Originally Posted by
starkvegasdawg
There's a lot of uncertainty surrounding tomorrow's storms. The HRRR is developing a morning round of storms and then an afternoon round. The afternoon round will be the one to watch, but how bad it is will depend on how long the morning round hangs around and how long the atmosphere has to reload before the afternoon round kicks off. There will be very little cap tomorrow so storm mode could get very messy very quickly. That will ramp down the tornado threat leaving large hail and straight line winds as the main threat. If any kind of cap can hold storm initiation at bay until mid afternoon then storm mode would at least start out discrete and have a little more of a tornado threat.
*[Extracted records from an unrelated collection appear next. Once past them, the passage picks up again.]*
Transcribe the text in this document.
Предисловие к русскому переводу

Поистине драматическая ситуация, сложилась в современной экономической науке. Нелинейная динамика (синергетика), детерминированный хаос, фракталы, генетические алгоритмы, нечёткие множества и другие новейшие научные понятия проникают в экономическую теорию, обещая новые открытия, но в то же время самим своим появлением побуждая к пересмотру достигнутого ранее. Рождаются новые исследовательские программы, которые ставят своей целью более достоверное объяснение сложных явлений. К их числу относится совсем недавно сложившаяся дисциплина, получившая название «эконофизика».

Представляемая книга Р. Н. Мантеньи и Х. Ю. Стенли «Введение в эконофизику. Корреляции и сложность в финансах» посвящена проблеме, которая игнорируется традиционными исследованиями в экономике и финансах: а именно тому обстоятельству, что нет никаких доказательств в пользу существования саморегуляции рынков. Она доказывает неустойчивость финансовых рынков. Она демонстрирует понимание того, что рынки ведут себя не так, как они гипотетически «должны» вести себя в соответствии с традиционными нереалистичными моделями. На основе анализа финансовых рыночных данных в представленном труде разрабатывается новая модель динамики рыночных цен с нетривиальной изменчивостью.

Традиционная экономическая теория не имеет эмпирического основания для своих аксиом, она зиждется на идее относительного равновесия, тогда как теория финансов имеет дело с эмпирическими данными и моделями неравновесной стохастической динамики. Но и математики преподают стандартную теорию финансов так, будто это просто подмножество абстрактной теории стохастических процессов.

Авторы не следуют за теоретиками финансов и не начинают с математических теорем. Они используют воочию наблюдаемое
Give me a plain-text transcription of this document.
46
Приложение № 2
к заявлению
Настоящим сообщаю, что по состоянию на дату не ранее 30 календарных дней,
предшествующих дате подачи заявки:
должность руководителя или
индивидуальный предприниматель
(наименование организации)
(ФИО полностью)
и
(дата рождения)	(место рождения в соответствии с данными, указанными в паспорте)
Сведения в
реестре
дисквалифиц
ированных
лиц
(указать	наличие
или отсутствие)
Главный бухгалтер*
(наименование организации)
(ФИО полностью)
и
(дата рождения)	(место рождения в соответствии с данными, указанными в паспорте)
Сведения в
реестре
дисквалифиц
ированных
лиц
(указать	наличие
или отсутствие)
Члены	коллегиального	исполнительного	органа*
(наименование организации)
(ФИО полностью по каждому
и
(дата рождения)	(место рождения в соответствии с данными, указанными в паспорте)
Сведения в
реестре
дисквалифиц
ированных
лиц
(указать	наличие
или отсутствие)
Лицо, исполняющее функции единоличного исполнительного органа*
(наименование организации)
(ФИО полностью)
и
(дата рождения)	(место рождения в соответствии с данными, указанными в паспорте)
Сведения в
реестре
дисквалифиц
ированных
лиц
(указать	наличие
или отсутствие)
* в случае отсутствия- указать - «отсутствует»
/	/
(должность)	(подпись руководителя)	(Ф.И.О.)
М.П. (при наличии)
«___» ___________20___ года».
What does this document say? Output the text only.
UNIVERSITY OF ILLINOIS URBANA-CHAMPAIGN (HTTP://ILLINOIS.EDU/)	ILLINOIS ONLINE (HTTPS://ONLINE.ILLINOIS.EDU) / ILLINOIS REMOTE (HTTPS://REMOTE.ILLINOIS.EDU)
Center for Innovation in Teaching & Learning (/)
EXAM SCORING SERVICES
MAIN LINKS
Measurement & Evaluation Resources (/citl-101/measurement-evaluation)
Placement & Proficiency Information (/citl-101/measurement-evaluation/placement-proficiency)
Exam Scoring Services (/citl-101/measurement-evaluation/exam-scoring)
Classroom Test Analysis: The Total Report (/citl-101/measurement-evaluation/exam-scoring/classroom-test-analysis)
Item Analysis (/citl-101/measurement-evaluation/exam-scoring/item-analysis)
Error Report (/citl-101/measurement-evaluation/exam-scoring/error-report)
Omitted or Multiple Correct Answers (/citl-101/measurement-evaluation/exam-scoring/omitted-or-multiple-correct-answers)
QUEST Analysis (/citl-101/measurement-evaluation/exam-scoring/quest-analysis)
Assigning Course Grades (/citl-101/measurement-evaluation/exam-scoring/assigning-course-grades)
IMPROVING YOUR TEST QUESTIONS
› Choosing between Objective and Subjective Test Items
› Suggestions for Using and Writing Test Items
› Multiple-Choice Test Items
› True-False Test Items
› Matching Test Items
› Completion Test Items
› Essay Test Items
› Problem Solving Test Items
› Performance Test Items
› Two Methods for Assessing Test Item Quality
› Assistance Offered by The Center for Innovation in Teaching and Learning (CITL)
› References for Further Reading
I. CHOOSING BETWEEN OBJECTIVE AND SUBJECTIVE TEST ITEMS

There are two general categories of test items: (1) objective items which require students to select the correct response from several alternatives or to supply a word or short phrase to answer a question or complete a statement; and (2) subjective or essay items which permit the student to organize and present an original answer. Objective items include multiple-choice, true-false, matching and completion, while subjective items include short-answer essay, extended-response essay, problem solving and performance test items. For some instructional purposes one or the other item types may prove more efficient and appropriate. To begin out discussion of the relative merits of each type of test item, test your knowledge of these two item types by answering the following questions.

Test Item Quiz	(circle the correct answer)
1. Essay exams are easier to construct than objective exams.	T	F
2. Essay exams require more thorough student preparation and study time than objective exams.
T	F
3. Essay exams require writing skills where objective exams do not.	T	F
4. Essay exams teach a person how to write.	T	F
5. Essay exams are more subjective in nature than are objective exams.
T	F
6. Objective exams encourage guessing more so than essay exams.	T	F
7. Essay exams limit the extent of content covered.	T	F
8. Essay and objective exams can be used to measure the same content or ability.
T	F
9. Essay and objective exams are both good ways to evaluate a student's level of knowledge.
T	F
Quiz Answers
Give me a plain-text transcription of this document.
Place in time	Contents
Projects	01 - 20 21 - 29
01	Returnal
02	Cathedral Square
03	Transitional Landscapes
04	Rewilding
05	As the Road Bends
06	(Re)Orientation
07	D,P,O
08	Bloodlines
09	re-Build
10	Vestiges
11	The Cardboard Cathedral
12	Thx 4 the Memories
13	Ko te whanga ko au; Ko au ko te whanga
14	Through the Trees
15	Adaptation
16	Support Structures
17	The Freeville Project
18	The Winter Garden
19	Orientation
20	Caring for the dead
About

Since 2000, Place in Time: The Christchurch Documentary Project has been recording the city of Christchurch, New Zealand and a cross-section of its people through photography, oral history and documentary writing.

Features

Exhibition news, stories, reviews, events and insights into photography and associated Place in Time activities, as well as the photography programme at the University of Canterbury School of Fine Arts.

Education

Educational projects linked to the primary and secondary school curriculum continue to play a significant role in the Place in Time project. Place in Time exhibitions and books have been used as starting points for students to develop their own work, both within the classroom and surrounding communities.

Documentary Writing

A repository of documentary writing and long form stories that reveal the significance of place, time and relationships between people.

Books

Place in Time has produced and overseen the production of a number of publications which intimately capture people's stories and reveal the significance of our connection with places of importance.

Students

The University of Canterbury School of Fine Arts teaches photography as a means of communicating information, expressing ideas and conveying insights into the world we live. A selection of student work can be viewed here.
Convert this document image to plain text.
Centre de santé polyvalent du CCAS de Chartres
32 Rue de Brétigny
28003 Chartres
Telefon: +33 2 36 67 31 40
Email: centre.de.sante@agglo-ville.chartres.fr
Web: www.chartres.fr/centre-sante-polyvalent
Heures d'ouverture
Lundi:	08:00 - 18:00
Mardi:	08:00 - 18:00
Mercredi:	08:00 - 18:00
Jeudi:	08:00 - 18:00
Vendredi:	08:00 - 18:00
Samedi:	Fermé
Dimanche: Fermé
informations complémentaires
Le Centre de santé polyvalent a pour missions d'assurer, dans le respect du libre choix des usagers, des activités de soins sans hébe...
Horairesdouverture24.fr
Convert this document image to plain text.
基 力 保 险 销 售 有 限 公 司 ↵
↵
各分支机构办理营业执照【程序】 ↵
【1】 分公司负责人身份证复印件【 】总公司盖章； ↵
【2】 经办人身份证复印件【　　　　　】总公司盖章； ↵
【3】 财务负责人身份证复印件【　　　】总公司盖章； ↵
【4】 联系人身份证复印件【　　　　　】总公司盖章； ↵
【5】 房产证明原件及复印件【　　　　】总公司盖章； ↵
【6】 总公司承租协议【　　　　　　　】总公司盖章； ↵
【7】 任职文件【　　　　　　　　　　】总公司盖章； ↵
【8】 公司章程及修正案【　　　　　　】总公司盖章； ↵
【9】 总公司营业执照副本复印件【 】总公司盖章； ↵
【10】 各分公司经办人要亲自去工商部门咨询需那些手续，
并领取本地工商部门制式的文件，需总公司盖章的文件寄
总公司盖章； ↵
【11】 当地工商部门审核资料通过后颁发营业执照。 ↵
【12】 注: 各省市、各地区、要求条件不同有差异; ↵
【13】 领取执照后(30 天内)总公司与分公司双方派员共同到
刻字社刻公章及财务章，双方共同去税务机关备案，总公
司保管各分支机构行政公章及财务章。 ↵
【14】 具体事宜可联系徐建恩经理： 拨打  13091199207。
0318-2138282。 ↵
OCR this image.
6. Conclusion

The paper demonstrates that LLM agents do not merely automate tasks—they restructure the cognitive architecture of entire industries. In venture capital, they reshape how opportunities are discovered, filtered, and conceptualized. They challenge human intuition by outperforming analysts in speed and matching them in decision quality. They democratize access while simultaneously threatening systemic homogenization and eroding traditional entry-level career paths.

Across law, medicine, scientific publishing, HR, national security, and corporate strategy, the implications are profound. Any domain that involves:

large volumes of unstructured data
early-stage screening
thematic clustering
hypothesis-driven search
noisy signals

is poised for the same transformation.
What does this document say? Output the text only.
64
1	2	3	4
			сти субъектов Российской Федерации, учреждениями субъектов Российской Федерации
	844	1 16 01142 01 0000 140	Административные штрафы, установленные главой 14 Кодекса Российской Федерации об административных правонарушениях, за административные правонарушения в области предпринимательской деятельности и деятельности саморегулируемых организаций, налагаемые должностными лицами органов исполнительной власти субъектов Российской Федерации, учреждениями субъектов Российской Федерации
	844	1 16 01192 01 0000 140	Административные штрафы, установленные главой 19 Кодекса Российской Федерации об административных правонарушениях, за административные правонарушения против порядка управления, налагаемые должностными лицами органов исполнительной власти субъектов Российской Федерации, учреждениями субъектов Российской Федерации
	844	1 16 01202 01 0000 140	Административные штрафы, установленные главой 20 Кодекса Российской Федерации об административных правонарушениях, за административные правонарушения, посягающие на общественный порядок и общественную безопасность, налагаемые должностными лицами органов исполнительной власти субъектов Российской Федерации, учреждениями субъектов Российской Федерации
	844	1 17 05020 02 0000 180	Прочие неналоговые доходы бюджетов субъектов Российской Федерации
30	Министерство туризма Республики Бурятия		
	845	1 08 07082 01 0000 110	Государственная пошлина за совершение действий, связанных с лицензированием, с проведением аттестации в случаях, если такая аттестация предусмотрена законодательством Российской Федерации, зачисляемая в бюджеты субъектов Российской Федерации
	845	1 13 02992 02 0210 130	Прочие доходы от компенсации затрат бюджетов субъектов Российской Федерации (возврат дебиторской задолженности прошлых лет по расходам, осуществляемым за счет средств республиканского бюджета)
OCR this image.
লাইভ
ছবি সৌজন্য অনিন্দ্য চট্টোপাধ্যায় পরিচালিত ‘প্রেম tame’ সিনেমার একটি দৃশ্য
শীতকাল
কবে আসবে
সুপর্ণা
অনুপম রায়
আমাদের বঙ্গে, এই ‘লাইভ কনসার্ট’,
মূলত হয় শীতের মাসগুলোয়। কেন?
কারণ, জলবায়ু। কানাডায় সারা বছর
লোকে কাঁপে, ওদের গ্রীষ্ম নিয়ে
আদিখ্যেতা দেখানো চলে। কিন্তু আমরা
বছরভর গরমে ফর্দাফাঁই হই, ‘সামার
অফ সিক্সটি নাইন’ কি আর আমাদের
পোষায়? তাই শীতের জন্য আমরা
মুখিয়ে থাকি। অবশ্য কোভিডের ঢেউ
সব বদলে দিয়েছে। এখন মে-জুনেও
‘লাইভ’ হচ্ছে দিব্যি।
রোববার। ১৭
The HRRR is showing a few discrete cells from south of meridian up to east of Birmingham tomorrow afternoon ahead of the main line. The NAM3K is showing almost no morning convection and storm mode initiating as discrete cells and staying that way longer before going linear. If that scenario plays out then expect more of a tornado threat. My thoughts is if the cap is basically nil then storms will be popping up most of the day and quickly become a huge mess and reducing the tornado threat. Reduce...not eliminate. Instability tomorrow will be extremely high with models showing 3,000-5,0000 CAPE values. Typically, you just need it 1,500 or so to get severe storms. Shear values, however, will be more meager so storm updrafts will have a harder time maintaining themselves and rotating.
The evening runs of the high res models should be in around 10 or so tonight. I'll take a look at them and update again.